Album Review – Cody Jinks – “In My Blood”


Cody Jinks doesn’t need to release yet another new album to secure his legacy. That’s been long cemented. In fact, he just released a new one last year in Change The Game, and a tribute to Lefty Frizzell to boot. But as Jinks sings about on the title track of this new one, he continues to write songs, record albums, and take his music on the road because it’s in his blood. He knows no different, and wouldn’t have it any other way. Good or bad, beloved or ignored, Cody Jinks was born to do this. He knows no different.

2024’s Change The Game in many ways marked the end of Cody Jinks 1.0, and the beginning of the second chapter of his career. Recently sober, and now with a more reflective attitude as an elder statesman with silver streaks in his signature beard, Change The Game was a time to use a clear mind to take stock. In My Blood is a continuation of this work—the second stanza in this new chapter capturing Cody Jinks touching on familiar themes, along with some unexplored ones.

His new song “The Others” is classic Cody Jinks, eulogizing all of the also-rans, oddballs, and ill fitting parts of society whose common thread is their uncommonality. As Jinks has proven throughout his career, there is a deeper camaraderie within this cohort than you will ever find with the conformity types. And when cobbled together, they comprise quite a large and mighty community.

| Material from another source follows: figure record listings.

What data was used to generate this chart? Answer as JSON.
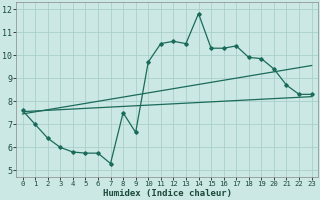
{
  "xlabel": "Humidex (Indice chaleur)",
  "xlim": [
    -0.5,
    23.5
  ],
  "ylim": [
    4.7,
    12.3
  ],
  "xticks": [
    0,
    1,
    2,
    3,
    4,
    5,
    6,
    7,
    8,
    9,
    10,
    11,
    12,
    13,
    14,
    15,
    16,
    17,
    18,
    19,
    20,
    21,
    22,
    23
  ],
  "yticks": [
    5,
    6,
    7,
    8,
    9,
    10,
    11,
    12
  ],
  "background_color": "#cce8e4",
  "grid_color": "#aacfcb",
  "line_color": "#1a6b5a",
  "line1_x": [
    0,
    1,
    2,
    3,
    4,
    5,
    6,
    7,
    8,
    9,
    10,
    11,
    12,
    13,
    14,
    15,
    16,
    17,
    18,
    19,
    20,
    21,
    22,
    23
  ],
  "line1_y": [
    7.6,
    7.0,
    6.4,
    6.0,
    5.8,
    5.75,
    5.75,
    5.3,
    7.5,
    6.65,
    9.7,
    10.5,
    10.6,
    10.5,
    11.8,
    10.3,
    10.3,
    10.4,
    9.9,
    9.85,
    9.4,
    8.7,
    8.3,
    8.3
  ],
  "line2_x": [
    0,
    23
  ],
  "line2_y": [
    7.55,
    8.2
  ],
  "line3_x": [
    0,
    23
  ],
  "line3_y": [
    7.45,
    9.55
  ],
  "xlabel_fontsize": 6.5,
  "tick_fontsize_x": 5.2,
  "tick_fontsize_y": 6.0
}
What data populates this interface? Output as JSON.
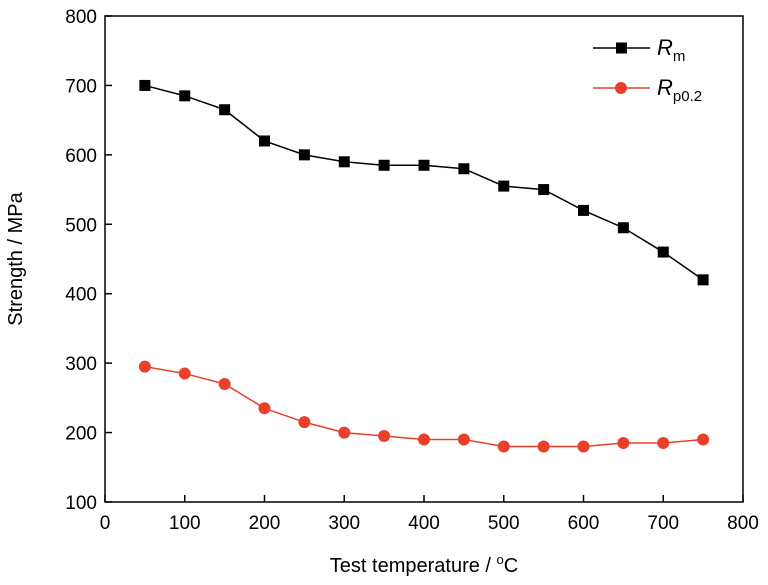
{
  "chart_data": {
    "type": "line",
    "xlabel": "Test temperature / ",
    "xlabel_unit_sup": "o",
    "xlabel_unit": "C",
    "ylabel": "Strength / MPa",
    "xlim": [
      0,
      800
    ],
    "ylim": [
      100,
      800
    ],
    "xticks": [
      0,
      100,
      200,
      300,
      400,
      500,
      600,
      700,
      800
    ],
    "yticks": [
      100,
      200,
      300,
      400,
      500,
      600,
      700,
      800
    ],
    "grid": false,
    "legend_position": "top-right",
    "x": [
      50,
      100,
      150,
      200,
      250,
      300,
      350,
      400,
      450,
      500,
      550,
      600,
      650,
      700,
      750
    ],
    "series": [
      {
        "name": "Rm",
        "legend_main": "R",
        "legend_sub": "m",
        "color": "#000000",
        "marker": "square",
        "values": [
          700,
          685,
          665,
          620,
          600,
          590,
          585,
          585,
          580,
          555,
          550,
          520,
          495,
          460,
          420
        ]
      },
      {
        "name": "Rp0.2",
        "legend_main": "R",
        "legend_sub": "p0.2",
        "color": "#e8402a",
        "marker": "circle",
        "values": [
          295,
          285,
          270,
          235,
          215,
          200,
          195,
          190,
          190,
          180,
          180,
          180,
          185,
          185,
          190
        ]
      }
    ]
  }
}
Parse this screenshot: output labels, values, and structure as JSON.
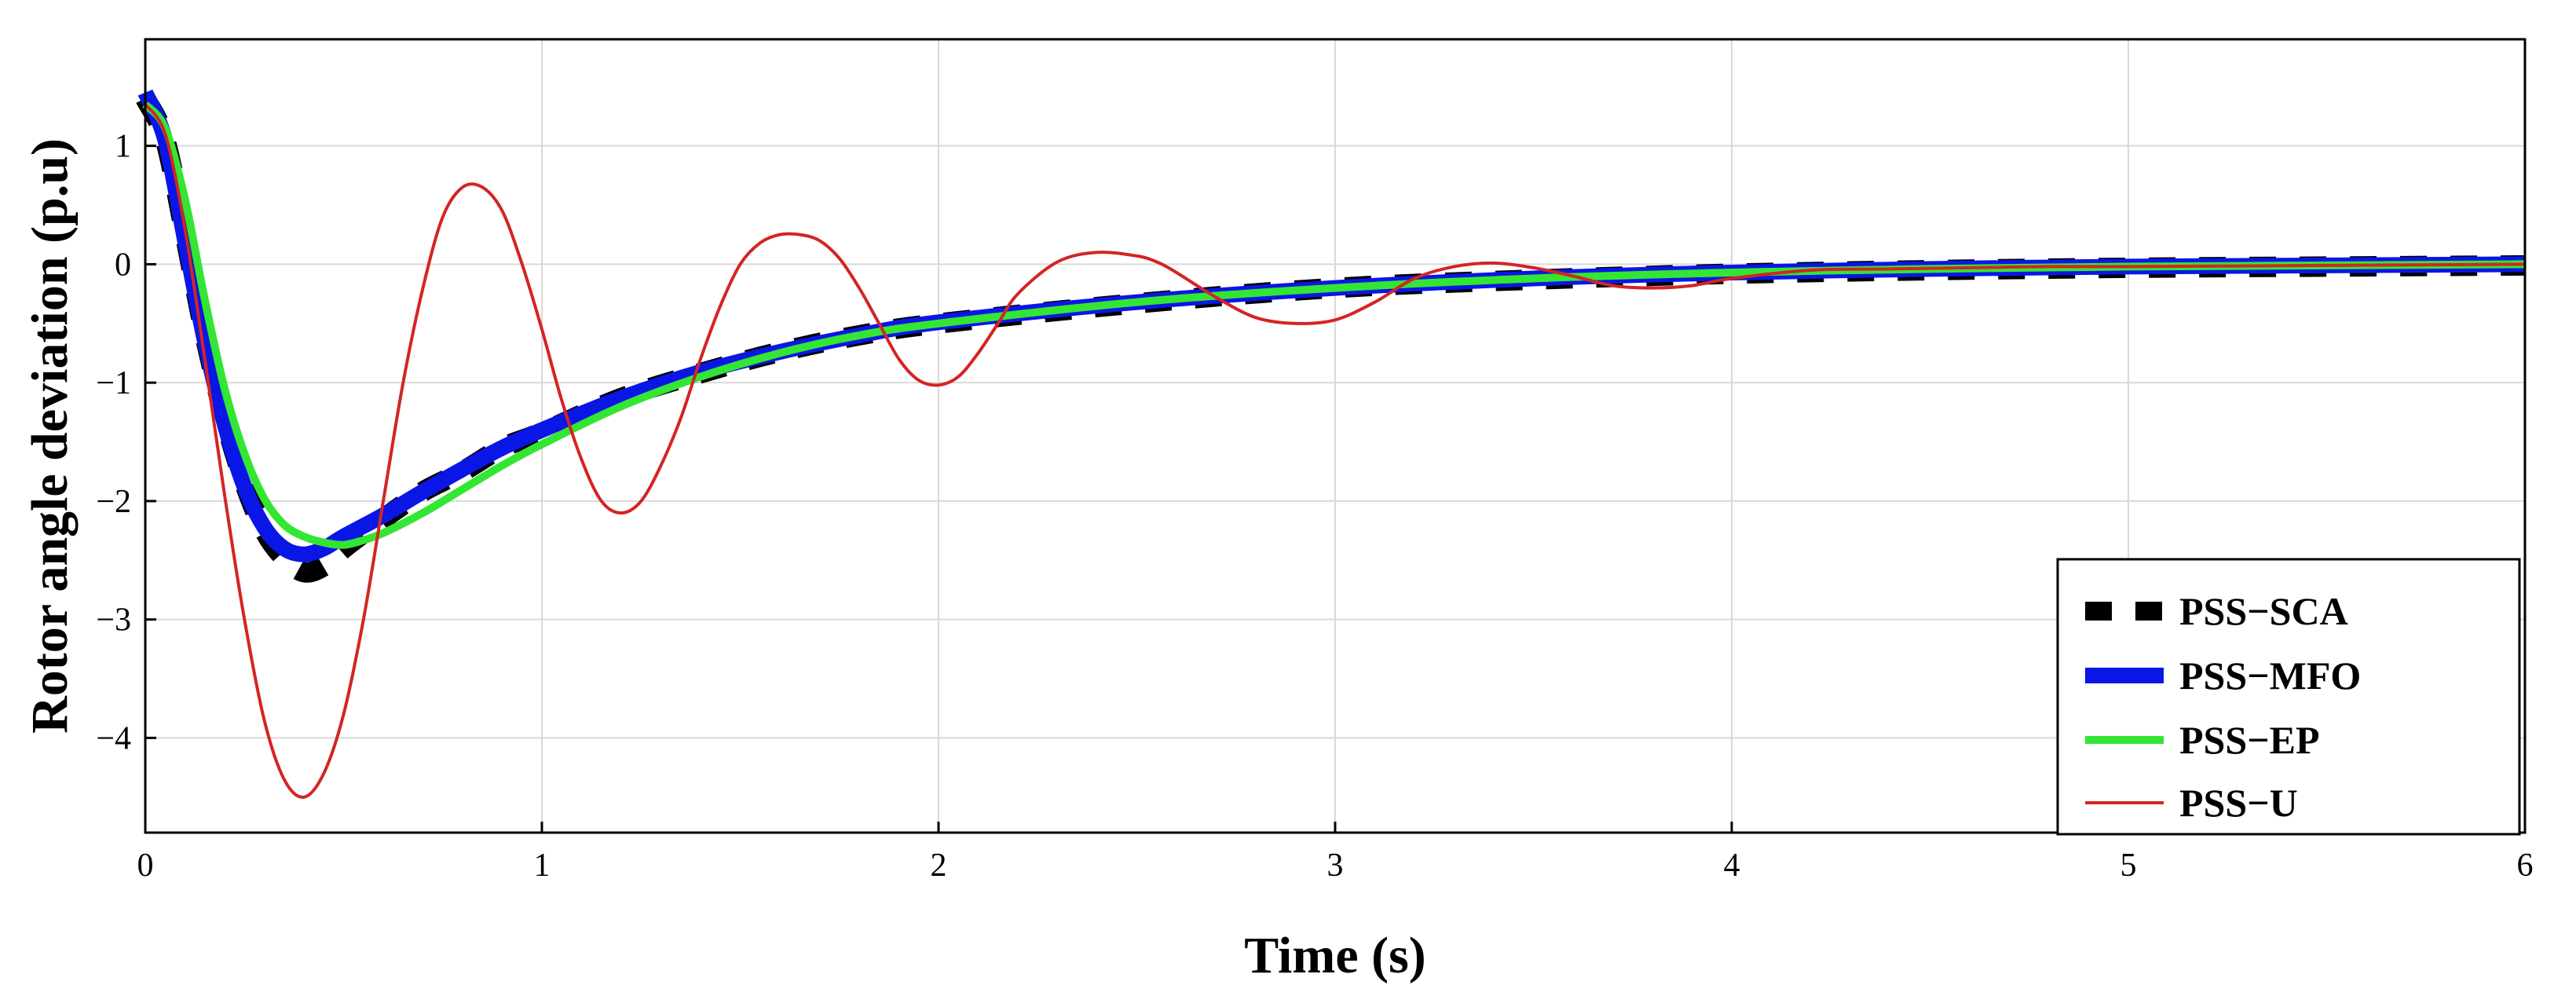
{
  "chart_data": {
    "type": "line",
    "xlabel": "Time (s)",
    "ylabel": "Rotor angle deviation (p.u)",
    "xlim": [
      0,
      6
    ],
    "ylim": [
      -4.8,
      1.9
    ],
    "xticks": [
      0,
      1,
      2,
      3,
      4,
      5,
      6
    ],
    "yticks": [
      1,
      0,
      -1,
      -2,
      -3,
      -4
    ],
    "ytick_labels": [
      "1",
      "0",
      "−1",
      "−2",
      "−3",
      "−4"
    ],
    "grid": true,
    "legend_position": "bottom-right",
    "series": [
      {
        "name": "PSS−SCA",
        "color": "#000000",
        "style": "thick-dashed",
        "x": [
          0,
          0.05,
          0.1,
          0.15,
          0.2,
          0.25,
          0.3,
          0.35,
          0.4,
          0.45,
          0.5,
          0.6,
          0.7,
          0.8,
          0.9,
          1.0,
          1.2,
          1.4,
          1.6,
          1.8,
          2.0,
          2.5,
          3.0,
          3.5,
          4.0,
          4.5,
          5.0,
          5.5,
          6.0
        ],
        "y": [
          1.4,
          1.05,
          0.25,
          -0.6,
          -1.3,
          -1.85,
          -2.25,
          -2.48,
          -2.6,
          -2.55,
          -2.4,
          -2.15,
          -1.92,
          -1.75,
          -1.55,
          -1.42,
          -1.13,
          -0.92,
          -0.74,
          -0.6,
          -0.5,
          -0.33,
          -0.2,
          -0.13,
          -0.08,
          -0.05,
          -0.03,
          -0.02,
          -0.01
        ]
      },
      {
        "name": "PSS−MFO",
        "color": "#0a16e6",
        "style": "thick",
        "x": [
          0,
          0.05,
          0.1,
          0.15,
          0.2,
          0.25,
          0.3,
          0.35,
          0.4,
          0.45,
          0.5,
          0.6,
          0.7,
          0.8,
          0.9,
          1.0,
          1.2,
          1.4,
          1.6,
          1.8,
          2.0,
          2.5,
          3.0,
          3.5,
          4.0,
          4.5,
          5.0,
          5.5,
          6.0
        ],
        "y": [
          1.45,
          1.05,
          0.2,
          -0.65,
          -1.35,
          -1.88,
          -2.22,
          -2.4,
          -2.45,
          -2.4,
          -2.3,
          -2.12,
          -1.92,
          -1.73,
          -1.55,
          -1.4,
          -1.13,
          -0.91,
          -0.74,
          -0.6,
          -0.49,
          -0.32,
          -0.2,
          -0.12,
          -0.07,
          -0.04,
          -0.02,
          -0.01,
          0.0
        ]
      },
      {
        "name": "PSS−EP",
        "color": "#33e633",
        "style": "medium",
        "x": [
          0,
          0.05,
          0.1,
          0.15,
          0.2,
          0.25,
          0.3,
          0.35,
          0.4,
          0.45,
          0.5,
          0.55,
          0.6,
          0.7,
          0.8,
          0.9,
          1.0,
          1.2,
          1.4,
          1.6,
          1.8,
          2.0,
          2.5,
          3.0,
          3.5,
          4.0,
          4.5,
          5.0,
          5.5,
          6.0
        ],
        "y": [
          1.35,
          1.15,
          0.55,
          -0.3,
          -1.05,
          -1.6,
          -1.98,
          -2.2,
          -2.3,
          -2.35,
          -2.37,
          -2.33,
          -2.27,
          -2.1,
          -1.9,
          -1.7,
          -1.52,
          -1.2,
          -0.95,
          -0.75,
          -0.6,
          -0.5,
          -0.32,
          -0.2,
          -0.12,
          -0.07,
          -0.04,
          -0.02,
          -0.01,
          0.0
        ]
      },
      {
        "name": "PSS−U",
        "color": "#d42424",
        "style": "thin",
        "x": [
          0,
          0.05,
          0.1,
          0.15,
          0.2,
          0.25,
          0.3,
          0.35,
          0.4,
          0.45,
          0.5,
          0.55,
          0.6,
          0.65,
          0.7,
          0.75,
          0.8,
          0.85,
          0.9,
          0.95,
          1.0,
          1.05,
          1.1,
          1.15,
          1.2,
          1.25,
          1.3,
          1.35,
          1.4,
          1.45,
          1.5,
          1.55,
          1.6,
          1.65,
          1.7,
          1.75,
          1.8,
          1.85,
          1.9,
          1.95,
          2.0,
          2.05,
          2.1,
          2.15,
          2.2,
          2.3,
          2.4,
          2.5,
          2.55,
          2.6,
          2.7,
          2.8,
          2.9,
          3.0,
          3.1,
          3.2,
          3.3,
          3.4,
          3.5,
          3.6,
          3.7,
          3.8,
          3.9,
          4.0,
          4.2,
          4.4,
          4.6,
          4.8,
          5.0,
          5.5,
          6.0
        ],
        "y": [
          1.35,
          1.1,
          0.3,
          -0.8,
          -1.95,
          -3.0,
          -3.85,
          -4.35,
          -4.5,
          -4.3,
          -3.8,
          -3.0,
          -2.0,
          -1.0,
          -0.2,
          0.4,
          0.65,
          0.65,
          0.45,
          0.0,
          -0.55,
          -1.15,
          -1.65,
          -2.0,
          -2.1,
          -2.0,
          -1.7,
          -1.3,
          -0.8,
          -0.35,
          0.0,
          0.18,
          0.25,
          0.25,
          0.2,
          0.05,
          -0.2,
          -0.5,
          -0.8,
          -0.98,
          -1.02,
          -0.95,
          -0.75,
          -0.5,
          -0.25,
          0.02,
          0.1,
          0.07,
          0.02,
          -0.07,
          -0.28,
          -0.45,
          -0.5,
          -0.47,
          -0.32,
          -0.12,
          -0.02,
          0.01,
          -0.03,
          -0.1,
          -0.18,
          -0.2,
          -0.18,
          -0.12,
          -0.05,
          -0.04,
          -0.03,
          -0.02,
          -0.02,
          -0.01,
          0.0
        ]
      }
    ]
  }
}
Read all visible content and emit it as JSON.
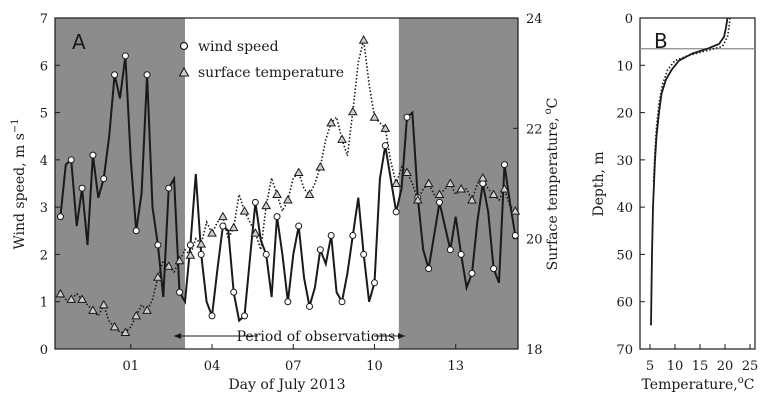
{
  "chart_data": [
    {
      "panel": "A",
      "type": "line",
      "xlabel": "Day of July 2013",
      "ylabel_left_main": "Wind speed, m s",
      "ylabel_left_sup": "−1",
      "ylabel_right_main": "Surface temperature,",
      "ylabel_right_sup": "o",
      "ylabel_right_unit": "C",
      "x_ticks": [
        "01",
        "04",
        "07",
        "10",
        "13"
      ],
      "y_left_ticks": [
        "0",
        "1",
        "2",
        "3",
        "4",
        "5",
        "6",
        "7"
      ],
      "y_right_ticks": [
        "18",
        "20",
        "22",
        "24"
      ],
      "ylim_left": [
        0,
        7
      ],
      "ylim_right": [
        18,
        24
      ],
      "xlim": [
        -1.8,
        15.3
      ],
      "annotation": "Period of observations",
      "shaded_regions": [
        [
          -1.8,
          3.0
        ],
        [
          10.9,
          15.3
        ]
      ],
      "legend_position": "top-center",
      "series": [
        {
          "name": "wind speed",
          "axis": "left",
          "marker": "circle",
          "line": "solid",
          "x": [
            -1.6,
            -1.4,
            -1.2,
            -1.0,
            -0.8,
            -0.6,
            -0.4,
            -0.2,
            0.0,
            0.2,
            0.4,
            0.6,
            0.8,
            1.0,
            1.2,
            1.4,
            1.6,
            1.8,
            2.0,
            2.2,
            2.4,
            2.6,
            2.8,
            3.0,
            3.2,
            3.4,
            3.6,
            3.8,
            4.0,
            4.2,
            4.4,
            4.6,
            4.8,
            5.0,
            5.2,
            5.4,
            5.6,
            5.8,
            6.0,
            6.2,
            6.4,
            6.6,
            6.8,
            7.0,
            7.2,
            7.4,
            7.6,
            7.8,
            8.0,
            8.2,
            8.4,
            8.6,
            8.8,
            9.0,
            9.2,
            9.4,
            9.6,
            9.8,
            10.0,
            10.2,
            10.4,
            10.6,
            10.8,
            11.0,
            11.2,
            11.4,
            11.6,
            11.8,
            12.0,
            12.2,
            12.4,
            12.6,
            12.8,
            13.0,
            13.2,
            13.4,
            13.6,
            13.8,
            14.0,
            14.2,
            14.4,
            14.6,
            14.8,
            15.0,
            15.2
          ],
          "values": [
            2.8,
            3.9,
            4.0,
            2.6,
            3.4,
            2.2,
            4.1,
            3.2,
            3.6,
            4.5,
            5.8,
            5.3,
            6.2,
            4.0,
            2.5,
            3.3,
            5.8,
            3.0,
            2.2,
            1.1,
            3.4,
            3.6,
            1.2,
            1.0,
            2.2,
            3.7,
            2.0,
            1.0,
            0.7,
            1.7,
            2.6,
            2.5,
            1.2,
            0.6,
            0.7,
            1.9,
            3.1,
            2.3,
            2.0,
            1.1,
            2.8,
            2.0,
            1.0,
            2.0,
            2.6,
            1.5,
            0.9,
            1.3,
            2.1,
            1.8,
            2.4,
            1.2,
            1.0,
            1.6,
            2.4,
            3.2,
            2.0,
            1.0,
            1.4,
            3.6,
            4.3,
            3.6,
            2.9,
            3.4,
            4.9,
            5.0,
            3.2,
            2.1,
            1.7,
            2.4,
            3.1,
            2.6,
            2.1,
            2.8,
            2.0,
            1.3,
            1.6,
            2.7,
            3.5,
            2.9,
            1.7,
            1.4,
            3.9,
            3.1,
            2.4
          ]
        },
        {
          "name": "surface temperature",
          "axis": "right",
          "marker": "triangle",
          "line": "dotted",
          "x": [
            -1.6,
            -1.4,
            -1.2,
            -1.0,
            -0.8,
            -0.6,
            -0.4,
            -0.2,
            0.0,
            0.2,
            0.4,
            0.6,
            0.8,
            1.0,
            1.2,
            1.4,
            1.6,
            1.8,
            2.0,
            2.2,
            2.4,
            2.6,
            2.8,
            3.0,
            3.2,
            3.4,
            3.6,
            3.8,
            4.0,
            4.2,
            4.4,
            4.6,
            4.8,
            5.0,
            5.2,
            5.4,
            5.6,
            5.8,
            6.0,
            6.2,
            6.4,
            6.6,
            6.8,
            7.0,
            7.2,
            7.4,
            7.6,
            7.8,
            8.0,
            8.2,
            8.4,
            8.6,
            8.8,
            9.0,
            9.2,
            9.4,
            9.6,
            9.8,
            10.0,
            10.2,
            10.4,
            10.6,
            10.8,
            11.0,
            11.2,
            11.4,
            11.6,
            11.8,
            12.0,
            12.2,
            12.4,
            12.6,
            12.8,
            13.0,
            13.2,
            13.4,
            13.6,
            13.8,
            14.0,
            14.2,
            14.4,
            14.6,
            14.8,
            15.0,
            15.2
          ],
          "values": [
            19.0,
            18.9,
            18.9,
            19.0,
            18.9,
            18.8,
            18.7,
            18.6,
            18.8,
            18.5,
            18.4,
            18.3,
            18.3,
            18.4,
            18.6,
            18.8,
            18.7,
            18.9,
            19.3,
            19.6,
            19.5,
            19.4,
            19.6,
            19.8,
            19.7,
            20.0,
            19.9,
            20.3,
            20.1,
            20.3,
            20.4,
            20.0,
            20.2,
            20.8,
            20.5,
            20.3,
            20.1,
            19.8,
            20.6,
            21.1,
            20.8,
            20.5,
            20.7,
            21.1,
            21.2,
            20.9,
            20.8,
            21.0,
            21.3,
            21.8,
            22.1,
            22.2,
            21.8,
            21.5,
            22.3,
            23.2,
            23.6,
            22.8,
            22.2,
            22.1,
            22.0,
            21.4,
            21.0,
            21.3,
            21.2,
            21.0,
            20.7,
            20.9,
            21.0,
            20.8,
            20.8,
            20.9,
            21.0,
            20.8,
            20.9,
            20.9,
            20.7,
            21.0,
            21.1,
            20.9,
            20.8,
            20.7,
            20.9,
            20.6,
            20.5
          ]
        }
      ]
    },
    {
      "panel": "B",
      "type": "line",
      "xlabel_main": "Temperature,",
      "xlabel_sup": "o",
      "xlabel_unit": "C",
      "ylabel": "Depth, m",
      "x_ticks": [
        "5",
        "10",
        "15",
        "20",
        "25"
      ],
      "y_ticks": [
        "0",
        "10",
        "20",
        "30",
        "40",
        "50",
        "60",
        "70"
      ],
      "xlim": [
        3,
        26
      ],
      "ylim": [
        0,
        70
      ],
      "y_inverted": true,
      "reference_depth": 6.5,
      "series": [
        {
          "line": "solid",
          "temperature": [
            20.5,
            20.2,
            19.8,
            18.8,
            16.5,
            13.5,
            10.8,
            9.3,
            8.2,
            7.3,
            6.8,
            6.3,
            6.0,
            5.8,
            5.6,
            5.4,
            5.3,
            5.2
          ],
          "depth": [
            0,
            2,
            4,
            5.5,
            6.5,
            7.5,
            9,
            11,
            13,
            16,
            20,
            25,
            30,
            35,
            40,
            50,
            57,
            65
          ]
        },
        {
          "line": "dotted",
          "temperature": [
            21.0,
            20.8,
            20.5,
            19.5,
            16.0,
            12.5,
            10.0,
            8.5,
            7.5,
            6.8,
            6.3,
            6.0,
            5.7
          ],
          "depth": [
            0,
            2,
            4,
            6,
            7,
            8,
            9,
            11,
            14,
            18,
            23,
            28,
            35
          ]
        }
      ]
    }
  ]
}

Though Cody is rarely so vulnerable in his writing, he completely blindsides you with the sentimentality and heartbreaking story found in the song “When You Can’t Remember” about his father. Pondering his own mortality and the passing of time is a recurring theme of this album, from the opening verses of “Lonely Man,” to the sentimental moments of “When Time Didn’t Fly.” Jinks is only 44, but they’ve been 44 hard years as he reflects back, and tries to slow down the ever-increasing pace of Father Time.


A common refrain among Cody Jinks critics is that he hasn’t made a good album in his career since Adobe Sessions. It’s always an unfair comparison when you measure everything against an artist’s magnum opus, and in the case of Cody Jinks’ when that opus is Adobe Sessions. Every subsequent album from Cody has come with quality selections that chronicle a maturing artist and an evolving perspective on life. In My Blood is no different.

But there is a consistency that besets some of the tracks of In My Blood, like you’ve heard some of these songs before just in different iterations. As awesome as “The Others” is, it could be considered just another version of “Hippies and Cowboys.” Though the album’s opening notes come blaring from Austin Tripp’s steel guitar on “Better Than The Bottle,” In My Blood comes with level of musical sameness. It’s more Outlaw country than anything, but fails to express any sort of signature sound by exploring the studio space beyond Jinks recording with his road band.

Though you respect the tenacity and hustle Cody continues to exhibit, you’re fair to wonder if taking a moment to find more natural inspiration instead of relying so much on perspiration wouldn’t do him some good. But we often prescribe this for the artists who couldn’t stop even if they wanted. Like Charley Crockett and other hard working artists, it’s how they’re wired. It’s “in their blood.”

What’s also in the blood of Cody Jinks is a dogged persistence to do things his way, not cater music to the expectations of anyone but himself, and write the songs that he wants to write, that express the things that are weighing on his heart, whether that appeals to a wide audience, the leering press, or anyone else’s personal agenda. While other top level names in independent country continue to present you with polarizing twists and confounding turns, the consistency of Cody Jinks is incredibly comforting.